La concertación entre la cúpula de los partidos políticos y de las coaliciones formadas rumbo a las elecciones, ha eliminado la posibilidad de disentir. Los candidatos independientes son el resultado de la falta de democracia interna en los partidos, son la expresión de la discrepancia interna y la falta de espacio dentro de sus organizaciones para llegar a acuerdos; por desgracia para la democracia los candidatos independientes no son ciudadanos sin militancia, sino militantes que han sido excluidos de sus partidos o se han excluido de sus procesos internos para nominar candidatos a las elecciones generales de 2018; basta refrescar la memoria y recordar que “El Bronco” viene del PRI y Margarita Zavala del PAN.

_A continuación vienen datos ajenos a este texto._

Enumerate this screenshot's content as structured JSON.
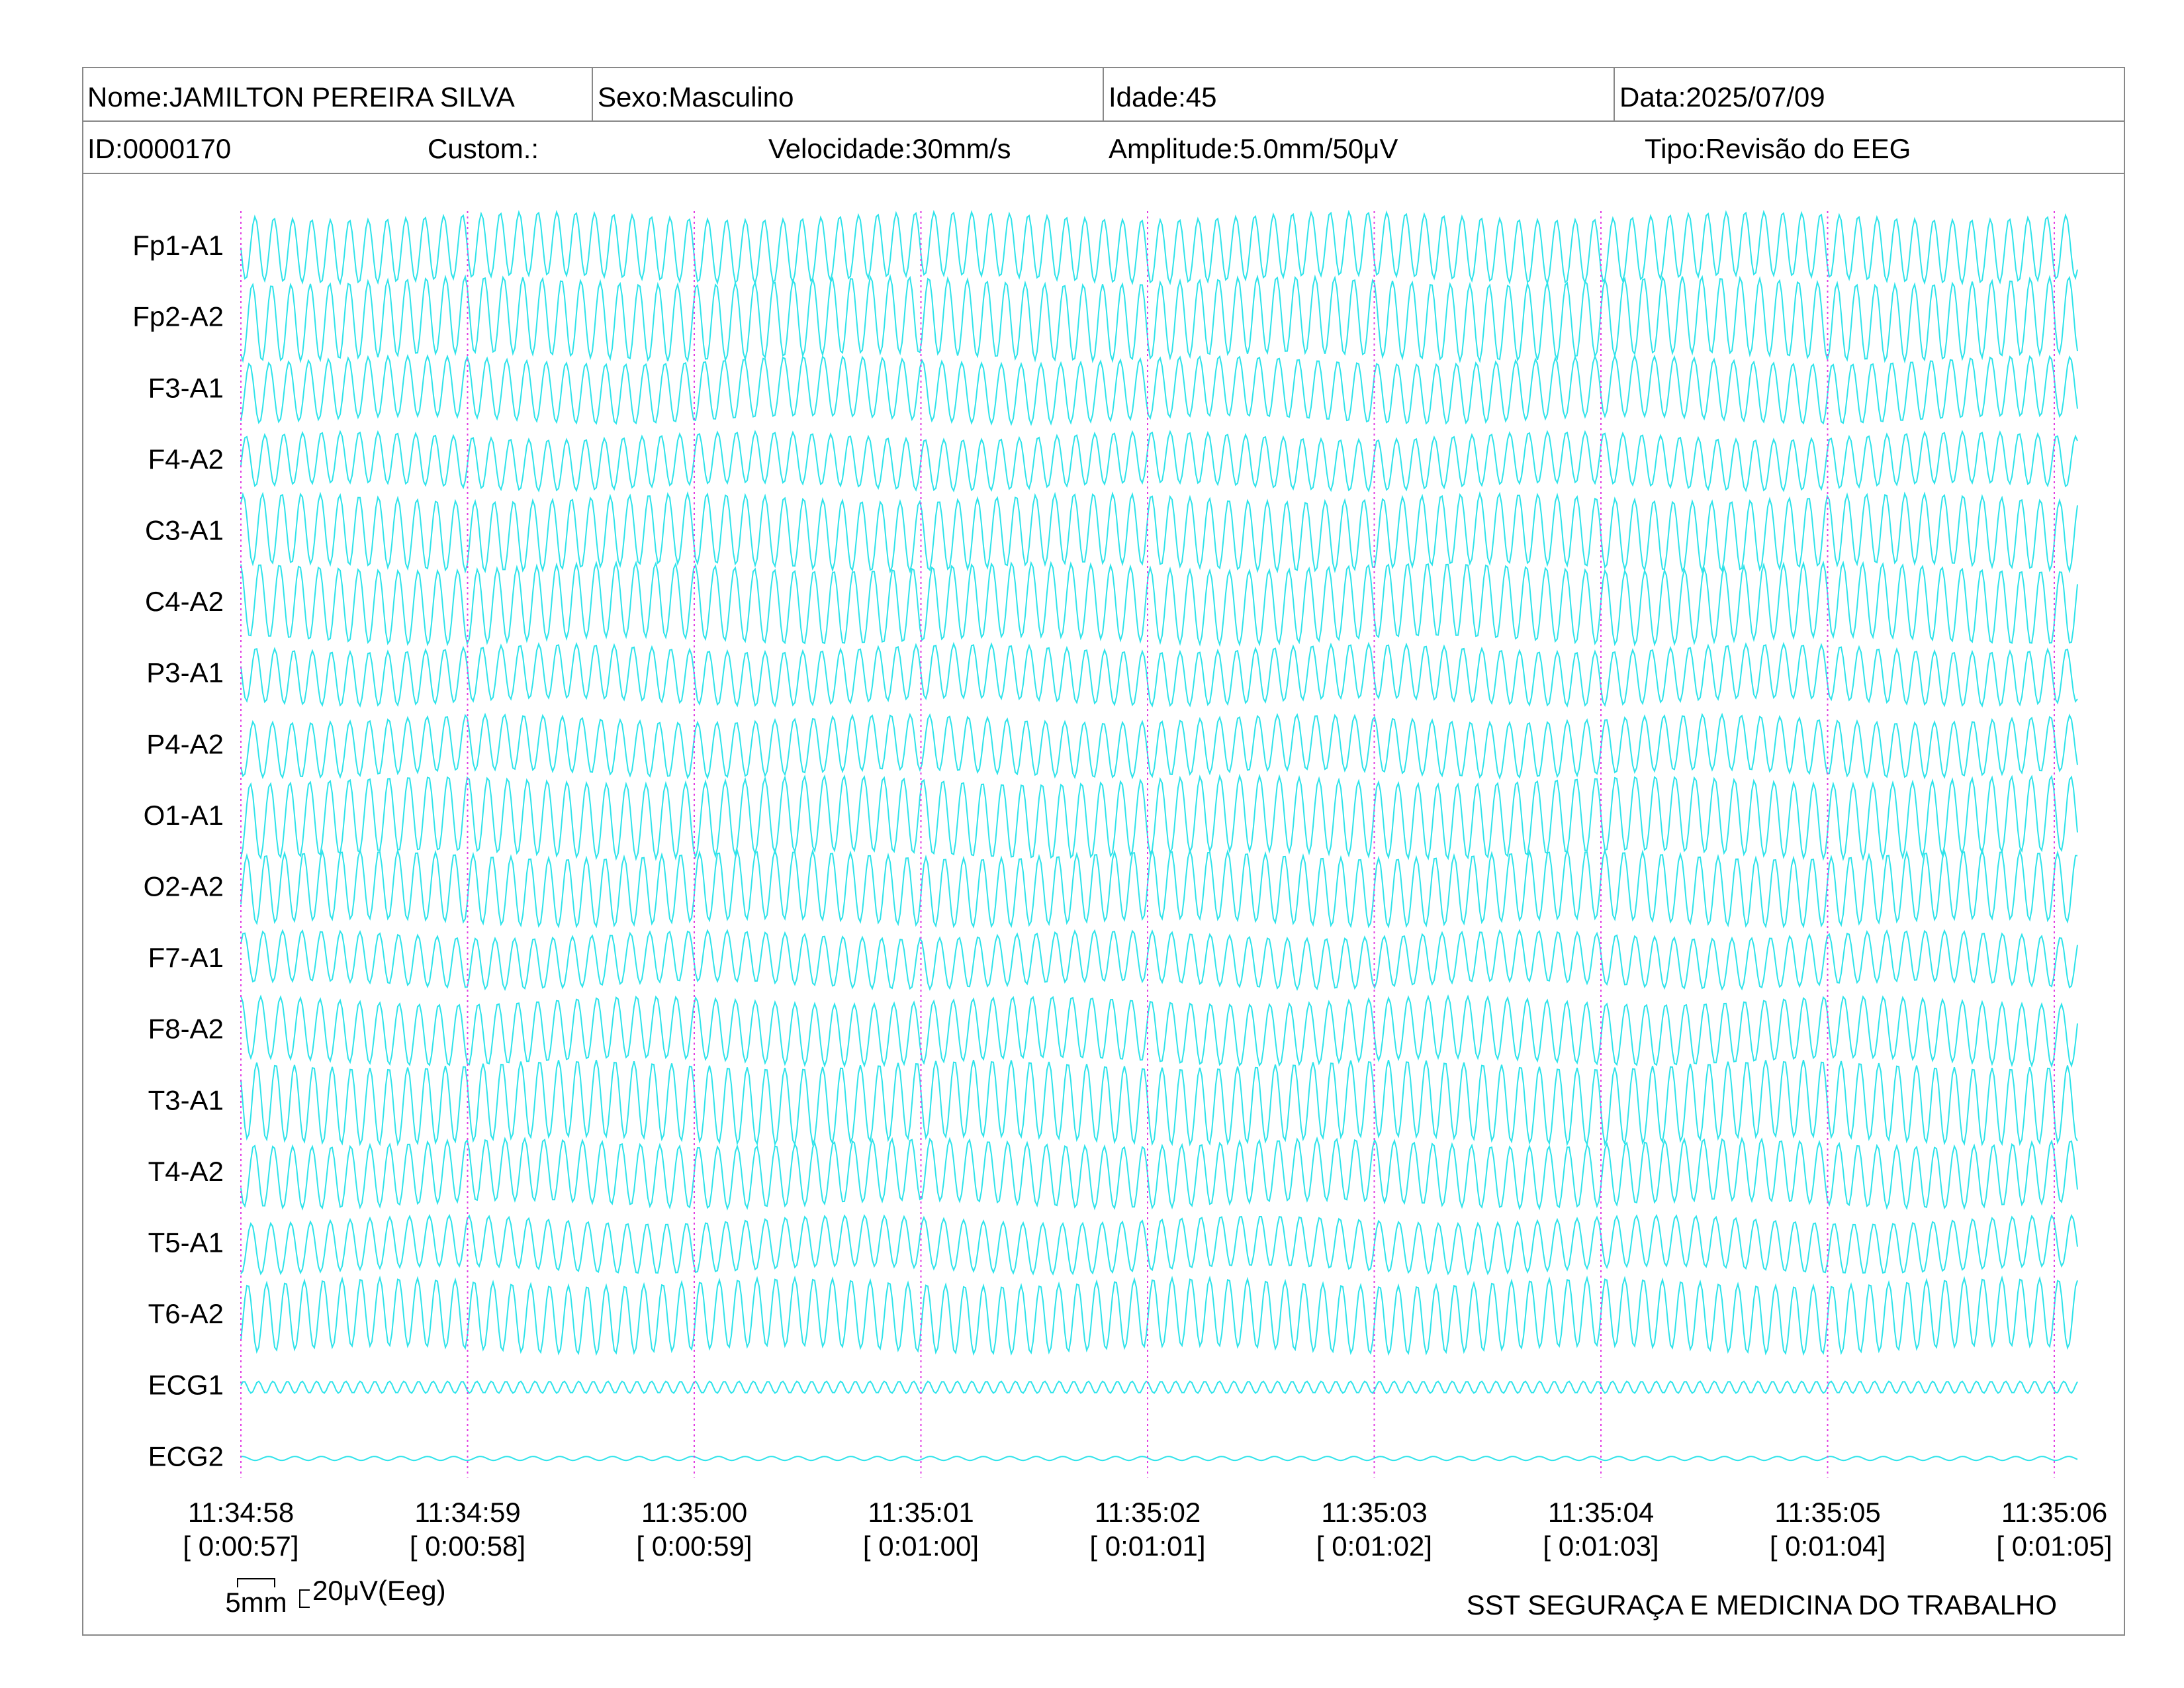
{
  "header": {
    "nome": "Nome:JAMILTON PEREIRA SILVA",
    "sexo": "Sexo:Masculino",
    "idade": "Idade:45",
    "data": "Data:2025/07/09",
    "id": "ID:0000170",
    "custom": "Custom.:",
    "velocidade": "Velocidade:30mm/s",
    "amplitude": "Amplitude:5.0mm/50μV",
    "tipo": "Tipo:Revisão do EEG"
  },
  "channels": [
    "Fp1-A1",
    "Fp2-A2",
    "F3-A1",
    "F4-A2",
    "C3-A1",
    "C4-A2",
    "P3-A1",
    "P4-A2",
    "O1-A1",
    "O2-A2",
    "F7-A1",
    "F8-A2",
    "T3-A1",
    "T4-A2",
    "T5-A1",
    "T6-A2",
    "ECG1",
    "ECG2"
  ],
  "time_marks": [
    {
      "clock": "11:34:58",
      "elapsed": "[ 0:00:57]"
    },
    {
      "clock": "11:34:59",
      "elapsed": "[ 0:00:58]"
    },
    {
      "clock": "11:35:00",
      "elapsed": "[ 0:00:59]"
    },
    {
      "clock": "11:35:01",
      "elapsed": "[ 0:01:00]"
    },
    {
      "clock": "11:35:02",
      "elapsed": "[ 0:01:01]"
    },
    {
      "clock": "11:35:03",
      "elapsed": "[ 0:01:02]"
    },
    {
      "clock": "11:35:04",
      "elapsed": "[ 0:01:03]"
    },
    {
      "clock": "11:35:05",
      "elapsed": "[ 0:01:04]"
    },
    {
      "clock": "11:35:06",
      "elapsed": "[ 0:01:05]"
    }
  ],
  "scale": {
    "width": "5mm",
    "height": "20μV(Eeg)"
  },
  "footer": "SST SEGURAÇA E MEDICINA DO TRABALHO"
}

Sin embargo, los candidatos  independientes serán en estas elecciones sólo una opción más. Los partidos tradicionales y sus coaliciones verán en estas elecciones una nueva distribución de las preferencias de los electores, las cuales  no pondrán en riesgo sus feudos en las cámaras; no obstante, es posible que lo reñido de las campañas, todas las elecciones, planteen de nuevo la necesidad de una segunda vuelta que de credibilidad y respaldo popular a los candidatos electos.
México es uno de los pocos países de América Latina donde no existe segunda vuelta. Países como Argentina; Brasil; Chile; Colombia; Costa Rica; Cuba; Guatemala; Haití; Perú; República Dominicana; Uruguay, Bolivia; Ecuador; El Salvador; Trinidad y Tobago, son algunas de la naciones en América que tienen segunda vuelta en procesos electorales. La segunda vuelta en las elecciones da la posibilidad de legitimar los resultados electorales, les da credibilidad y permite que los gobiernos surgidos de los comicios tengan el respaldo popular de la mayoría.
En las elecciones de 2012, el presidente Enrique Peña Nieto sólo obtuvo el 38% del total de los votos de los electores; sin legitimidad y con el rechazo de la mayoría de los mexicanos ha gobernado durante estos años. México, los mexicanos, los ciudadanos en edad de ejercer su derecho al voto, merecen un espacio mayor para elegir a sus gobernantes y ejercer democráticamente su derecho a ser gobernados por aquellos candidatos que obtengan el 50%+1 de los votos.
Definitivamente, en estas elecciones el voto nulo o en blanco, sólo servirá para alimentar el viejo sistema electoral. La nueva democracia en México, sin duda alguna, será la que los ciudadanos seamos capaces de imponer y defender; el voto nulo no puede contribuir a ampliar los cauces democráticos en nuestro país, pero si a perpetuar el viejo sistema, donde entre menos voten mejor; o mejor dicho, entre más voten para un partido “que ya saben quién” y menos para los que “ya saben quién”, será mejor.
En todo caso, si hubiera una segunda vuelta México podría tener un mejor gobierno que gozara del respaldo popular. Sin duda, el voto se verá disperso por la presencia de los candidatos independientes, pero será mejor que suceda eso a ver millones de boletas nulas en las próximas elecciones, sin que los ciudadanos muestren sus preferencias electorales.